The Minister for Youth Affairs and Civic Education has recently taken serious sanctions against some erring members of staff of the ministry.
The worrying thing about this development is the fact that those sanctioned are senior officials occupying senior-level positions and who should serve as an example for many to follow.
Moreover, they are all being booked for playing hanky-panky with public funds, as if unaware of the government resolve taken a few years ago by the Head of State to secure the rare government treasury resources by sending to jail all those guilty of playing around with state funds.
The Minister formally removed them from the positions they held, but one can imagine that there is still much to come by way of judiciary enquiries which, if conclusive, can see these people going to jail.
Another disturbing thing about these cases of embezzlement is the fact that they were carried out by the same people supposed to be addressing youth problems and when one knows – not even better than the accused – how worrying are youth problems in the country, one can only doubt further about the unpatriotic nature of the acts posed by these reckless office holders.
It is almost as if one is given food to take to hungry children and before the hungry children, the messenger eats the food, further exacerbating the anger of the children. These civil servants are all of the ministry and obviously know how serious youth unemployment is as a national problem requiring the utmost answers.
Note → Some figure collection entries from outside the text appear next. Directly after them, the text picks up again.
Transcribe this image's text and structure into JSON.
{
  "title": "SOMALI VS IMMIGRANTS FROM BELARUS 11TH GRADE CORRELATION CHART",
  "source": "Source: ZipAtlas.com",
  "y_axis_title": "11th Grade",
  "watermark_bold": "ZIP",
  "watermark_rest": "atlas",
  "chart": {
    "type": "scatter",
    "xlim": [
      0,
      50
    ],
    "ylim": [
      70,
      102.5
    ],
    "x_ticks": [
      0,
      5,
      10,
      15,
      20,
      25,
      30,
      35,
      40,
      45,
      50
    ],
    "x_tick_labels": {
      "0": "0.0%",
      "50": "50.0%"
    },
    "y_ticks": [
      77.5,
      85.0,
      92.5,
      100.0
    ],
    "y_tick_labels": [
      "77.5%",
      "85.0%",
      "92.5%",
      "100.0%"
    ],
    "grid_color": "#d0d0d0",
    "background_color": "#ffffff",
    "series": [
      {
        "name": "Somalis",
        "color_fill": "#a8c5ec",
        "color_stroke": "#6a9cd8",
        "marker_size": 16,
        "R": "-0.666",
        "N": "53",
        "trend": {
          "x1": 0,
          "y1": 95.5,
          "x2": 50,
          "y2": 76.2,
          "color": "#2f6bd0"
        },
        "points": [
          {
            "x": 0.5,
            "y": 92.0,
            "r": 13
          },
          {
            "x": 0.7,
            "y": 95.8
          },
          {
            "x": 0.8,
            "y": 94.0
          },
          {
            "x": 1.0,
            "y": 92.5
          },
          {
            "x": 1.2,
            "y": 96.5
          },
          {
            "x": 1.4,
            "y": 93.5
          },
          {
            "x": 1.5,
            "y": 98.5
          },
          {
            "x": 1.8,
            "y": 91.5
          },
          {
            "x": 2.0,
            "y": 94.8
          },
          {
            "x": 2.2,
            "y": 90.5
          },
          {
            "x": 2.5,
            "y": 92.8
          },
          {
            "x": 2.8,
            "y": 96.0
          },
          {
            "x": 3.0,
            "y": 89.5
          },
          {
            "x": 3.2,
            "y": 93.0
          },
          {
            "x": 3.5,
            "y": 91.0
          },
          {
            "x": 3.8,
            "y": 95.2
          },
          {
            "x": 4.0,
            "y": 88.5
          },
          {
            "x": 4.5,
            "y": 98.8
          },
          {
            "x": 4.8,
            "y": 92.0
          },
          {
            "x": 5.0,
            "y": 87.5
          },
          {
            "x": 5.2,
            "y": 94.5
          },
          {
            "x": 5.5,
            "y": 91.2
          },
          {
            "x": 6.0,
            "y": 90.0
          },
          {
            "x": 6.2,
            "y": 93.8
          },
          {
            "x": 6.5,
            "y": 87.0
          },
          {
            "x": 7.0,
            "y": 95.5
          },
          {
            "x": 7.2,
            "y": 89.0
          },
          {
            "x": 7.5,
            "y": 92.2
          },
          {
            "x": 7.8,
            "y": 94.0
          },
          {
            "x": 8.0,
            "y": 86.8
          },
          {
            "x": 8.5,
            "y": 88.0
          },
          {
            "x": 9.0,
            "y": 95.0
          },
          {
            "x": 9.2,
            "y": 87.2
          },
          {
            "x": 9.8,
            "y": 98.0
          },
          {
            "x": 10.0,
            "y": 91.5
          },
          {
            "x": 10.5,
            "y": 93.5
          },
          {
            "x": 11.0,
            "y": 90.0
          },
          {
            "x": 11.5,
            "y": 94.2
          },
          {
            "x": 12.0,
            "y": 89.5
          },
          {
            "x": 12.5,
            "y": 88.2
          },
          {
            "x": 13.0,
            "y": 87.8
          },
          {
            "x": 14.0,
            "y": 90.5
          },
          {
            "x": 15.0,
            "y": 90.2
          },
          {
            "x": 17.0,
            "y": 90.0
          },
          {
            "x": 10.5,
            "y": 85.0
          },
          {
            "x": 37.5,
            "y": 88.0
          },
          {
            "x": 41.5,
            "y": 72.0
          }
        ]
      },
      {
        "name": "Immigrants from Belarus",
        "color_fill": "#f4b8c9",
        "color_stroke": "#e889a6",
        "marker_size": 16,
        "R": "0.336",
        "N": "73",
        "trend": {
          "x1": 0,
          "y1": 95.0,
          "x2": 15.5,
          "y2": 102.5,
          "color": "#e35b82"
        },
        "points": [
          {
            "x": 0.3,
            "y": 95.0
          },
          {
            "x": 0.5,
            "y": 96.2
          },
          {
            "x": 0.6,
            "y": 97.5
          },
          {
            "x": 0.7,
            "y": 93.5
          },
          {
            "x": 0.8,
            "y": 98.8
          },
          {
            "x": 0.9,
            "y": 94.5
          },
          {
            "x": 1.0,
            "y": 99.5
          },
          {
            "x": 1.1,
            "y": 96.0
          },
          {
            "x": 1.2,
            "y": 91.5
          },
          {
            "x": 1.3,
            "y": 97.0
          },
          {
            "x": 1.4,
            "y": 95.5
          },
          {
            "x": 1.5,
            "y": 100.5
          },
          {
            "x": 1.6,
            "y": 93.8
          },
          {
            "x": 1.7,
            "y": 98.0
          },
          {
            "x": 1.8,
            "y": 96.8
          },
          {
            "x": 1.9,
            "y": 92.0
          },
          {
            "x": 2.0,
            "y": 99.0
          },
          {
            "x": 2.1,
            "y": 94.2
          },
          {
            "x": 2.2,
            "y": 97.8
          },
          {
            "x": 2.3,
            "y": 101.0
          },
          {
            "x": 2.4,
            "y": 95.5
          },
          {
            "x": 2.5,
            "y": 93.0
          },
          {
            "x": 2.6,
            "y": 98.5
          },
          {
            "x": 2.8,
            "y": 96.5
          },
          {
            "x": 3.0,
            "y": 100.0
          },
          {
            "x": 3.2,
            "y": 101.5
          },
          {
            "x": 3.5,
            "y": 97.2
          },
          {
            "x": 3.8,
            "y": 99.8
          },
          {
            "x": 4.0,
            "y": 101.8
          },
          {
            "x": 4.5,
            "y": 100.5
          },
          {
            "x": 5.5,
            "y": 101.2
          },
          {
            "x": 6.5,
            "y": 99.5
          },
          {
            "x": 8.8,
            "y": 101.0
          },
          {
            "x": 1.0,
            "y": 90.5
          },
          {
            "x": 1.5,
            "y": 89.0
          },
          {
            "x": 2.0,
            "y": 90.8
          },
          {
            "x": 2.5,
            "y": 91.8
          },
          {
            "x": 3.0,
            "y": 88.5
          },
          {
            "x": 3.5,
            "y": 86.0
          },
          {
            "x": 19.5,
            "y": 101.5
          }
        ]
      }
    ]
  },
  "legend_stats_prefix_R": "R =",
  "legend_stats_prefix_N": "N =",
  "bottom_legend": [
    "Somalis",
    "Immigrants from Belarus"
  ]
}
Could it be that, as public perception has it, that the current fight against graft is only limited to officials of the higher rungs of the State’s administrative and political hierarchy? Probably so, because so far the best cases of those booked for embezzlement have been from this select class.
But even then there are lots of other cases that go unnoticed probably because they do not necessarily attract the media interest generated by the catch of “big fish”.
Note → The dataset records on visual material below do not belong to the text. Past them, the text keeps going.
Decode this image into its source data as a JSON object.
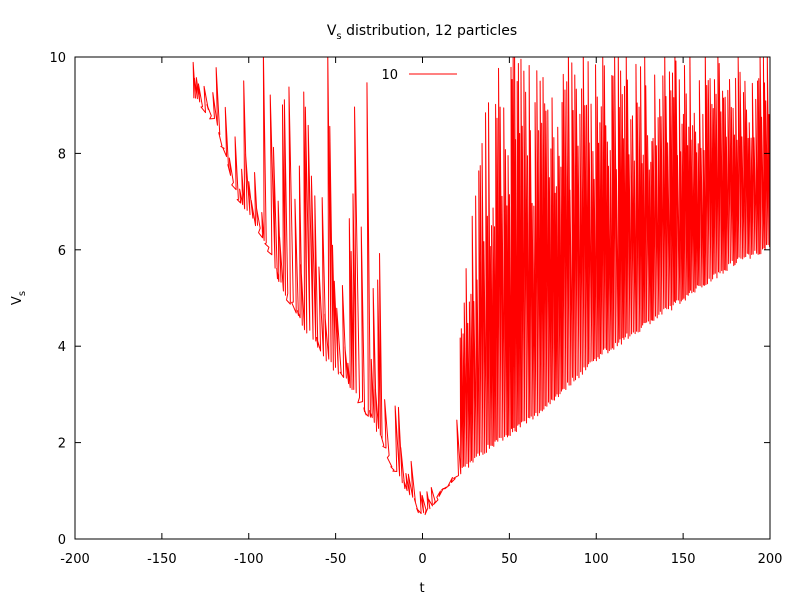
{
  "chart_data": {
    "type": "line",
    "title": "V_s distribution, 12 particles",
    "title_main": "V",
    "title_sub": "s",
    "title_rest": " distribution, 12 particles",
    "xlabel": "t",
    "ylabel_main": "V",
    "ylabel_sub": "s",
    "xlim": [
      -200,
      200
    ],
    "ylim": [
      0,
      10
    ],
    "xticks": [
      -200,
      -150,
      -100,
      -50,
      0,
      50,
      100,
      150,
      200
    ],
    "yticks": [
      0,
      2,
      4,
      6,
      8,
      10
    ],
    "legend_position": "top-center",
    "grid": false,
    "series": [
      {
        "name": "10",
        "color": "#ff0000",
        "envelope_lower": [
          {
            "x": -132,
            "y": 9.1
          },
          {
            "x": -120,
            "y": 8.6
          },
          {
            "x": -107,
            "y": 7.0
          },
          {
            "x": -92,
            "y": 6.2
          },
          {
            "x": -82,
            "y": 5.2
          },
          {
            "x": -68,
            "y": 4.3
          },
          {
            "x": -55,
            "y": 3.6
          },
          {
            "x": -44,
            "y": 3.2
          },
          {
            "x": -35,
            "y": 2.7
          },
          {
            "x": -25,
            "y": 2.1
          },
          {
            "x": -16,
            "y": 1.3
          },
          {
            "x": -8,
            "y": 0.8
          },
          {
            "x": -1,
            "y": 0.4
          },
          {
            "x": 5,
            "y": 0.6
          },
          {
            "x": 12,
            "y": 1.0
          },
          {
            "x": 20,
            "y": 1.3
          },
          {
            "x": 40,
            "y": 1.9
          },
          {
            "x": 65,
            "y": 2.5
          },
          {
            "x": 100,
            "y": 3.7
          },
          {
            "x": 145,
            "y": 4.8
          },
          {
            "x": 180,
            "y": 5.7
          },
          {
            "x": 200,
            "y": 6.0
          }
        ],
        "envelope_upper": [
          {
            "x": -134,
            "y": 10
          },
          {
            "x": -30,
            "y": 10
          },
          {
            "x": -25,
            "y": 6.5
          },
          {
            "x": -15,
            "y": 3.5
          },
          {
            "x": -10,
            "y": 2.5
          },
          {
            "x": 0,
            "y": 0.9
          },
          {
            "x": 10,
            "y": 1.5
          },
          {
            "x": 18,
            "y": 3.0
          },
          {
            "x": 25,
            "y": 6.0
          },
          {
            "x": 35,
            "y": 8.5
          },
          {
            "x": 48,
            "y": 10
          },
          {
            "x": 200,
            "y": 10
          }
        ]
      }
    ]
  }
}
May be the decision by the Minister for Youth Affairs should sound like a warning bell to those who think it is the neighbour operating in wrongdoing.
The fight against corruption is a robust cooperation to rid our nation of greedy and unpatriotic citizens who care very little about using the rare resources at the nation’s disposal for such general interest projects as schools, hospitals, roads and other infrastructure.
As President Paul Biya noted in Kribi during the laying of the foundation stone for that city’s deep sea port in October 2011, each time a public official steals money, each citizen should feel concerned because it is all our money which could have been used for vital and, sometimes life-saving development projects, that is stolen.
The Minister’s decision must be particularly praised. Other colleagues in government ought to do same because all too often, the general feeling is that, in spite of all the powers they wield Ministers do not act with the required promptitude to ensure that vote-holders fear mistaking government money for theirs!
If there were a generalized approach to tracking culprits, the practice of stealing government money will end or, at least see some regression.